Sin embargo, lamentablemente la política democrática española está dando lugar a una enorme crisis financiera, económica, laboral, moral y educativa a nivel estatal, autonómico, municipal, empresarial, sindical y familiar, generando un constante y grave conflicto social. Es necesario remediar esta situación buscando personas y proyectos reales que aseguren la justicia, la paz, el bienestar y la prosperidad social del pueblo español.

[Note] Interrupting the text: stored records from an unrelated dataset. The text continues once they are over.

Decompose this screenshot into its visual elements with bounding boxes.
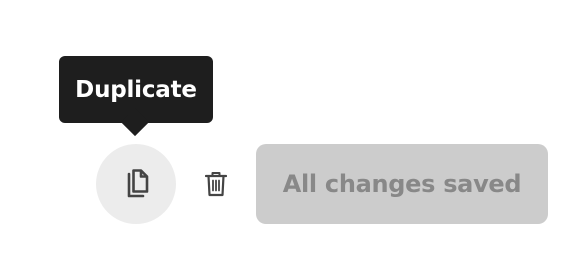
action-toolbar: Duplicate All changes saved	[0, 0, 586, 256]
save-status-button[interactable]: All changes saved	[256, 144, 548, 224]
tooltip-label: Duplicate	[75, 76, 197, 103]
delete-button[interactable]	[196, 164, 236, 204]
duplicate-button[interactable]	[96, 144, 176, 224]
trash-icon	[205, 172, 227, 197]
save-status-label: All changes saved	[282, 170, 522, 198]
duplicate-icon	[127, 169, 149, 198]
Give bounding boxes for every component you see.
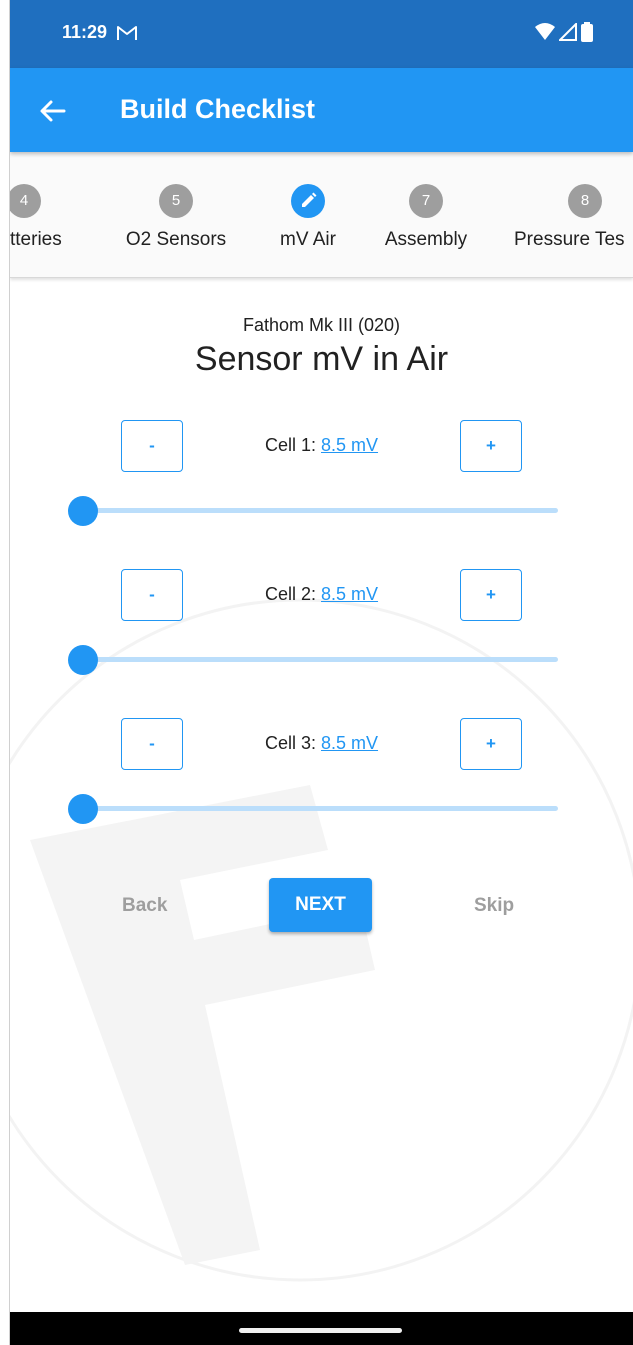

La religión puede ser y es un medio espiritual y sobrenatural para encontrar estas personas y estos proyectos para llevarlos a cabo. Indudablemente lo sobrenatural existe no como una contradicción de lo natural, sino como una superación natural de esta vida que pide otra eterna, más allá de nuestra muerte. Ninguno de los adelantos científicos ha podido destruir la religión.

No puede haber el antagonismo que hay entre la parroquia y la escuela, entre la universidad y el seminario. No pueden ir las ideas por un lado y las plegarias por otro. No puede haber contradicción entre los dogmas religiosos y la ciencia. La religión y el mundo moderno no pueden continuar con su antagonismo, porque o la sociedad se queda sin religión o la religión se queda sin sociedad.

La religión católica ha sido históricamente el alma de la formación y unidad de la política de España, de nuestras glorias literarias y artísticas, la archivadora de nuestros documentos, la fundadora de nuestras escuelas y universidades, el artífice de nuestros monumentos, la unión de los pueblos hispanos, la promotora de la lengua castellana y de la cultura española y la inspiradora de la primera constitución democrática española.

 Emilio Castelar, célebre político y presidente de la primera República española,  escribía en su libro, La Revolución Religiosa: “Quitaos de la mente un falso principio de la escuela positivista, quitaos la creencia errónea de un próxima desaparición del dogma religioso y del dogma metafísico en humana conciencia, porque para destruir la metafísica y la religión necesitarías rehacer el hombre y cambiar su naturaleza. La religión es una de las grandes cristalizaciones del humano espíritu que subsisten siempre, como subsisten siempre la familia, el estado, el derecho y la ciencia”.

Continúa: “Para quitar la religión de la sociedad humana sería necesario quitar el sentimiento con todos sus efectos, la intuición con todas sus adivinaciones, el arte con todos sus celajes, el dolor con todas sus penas, la muerte con todos sus misterios, el ideal con todas sus imaginaciones, lo infinito que nos circunda y nos envuelve, nuestro propio ser y el universo. Lo cierto es que sobre las cimas del mundo se levantan los templos cargados de exvotos y henchidos de oraciones, que por doquier los altares humean iluminados por las llamas del  holocausto y del sacrificio, que las tumbas de las generaciones muertas obstruyen los caminos de las generaciones vivas y les hablan del espíritu religioso”.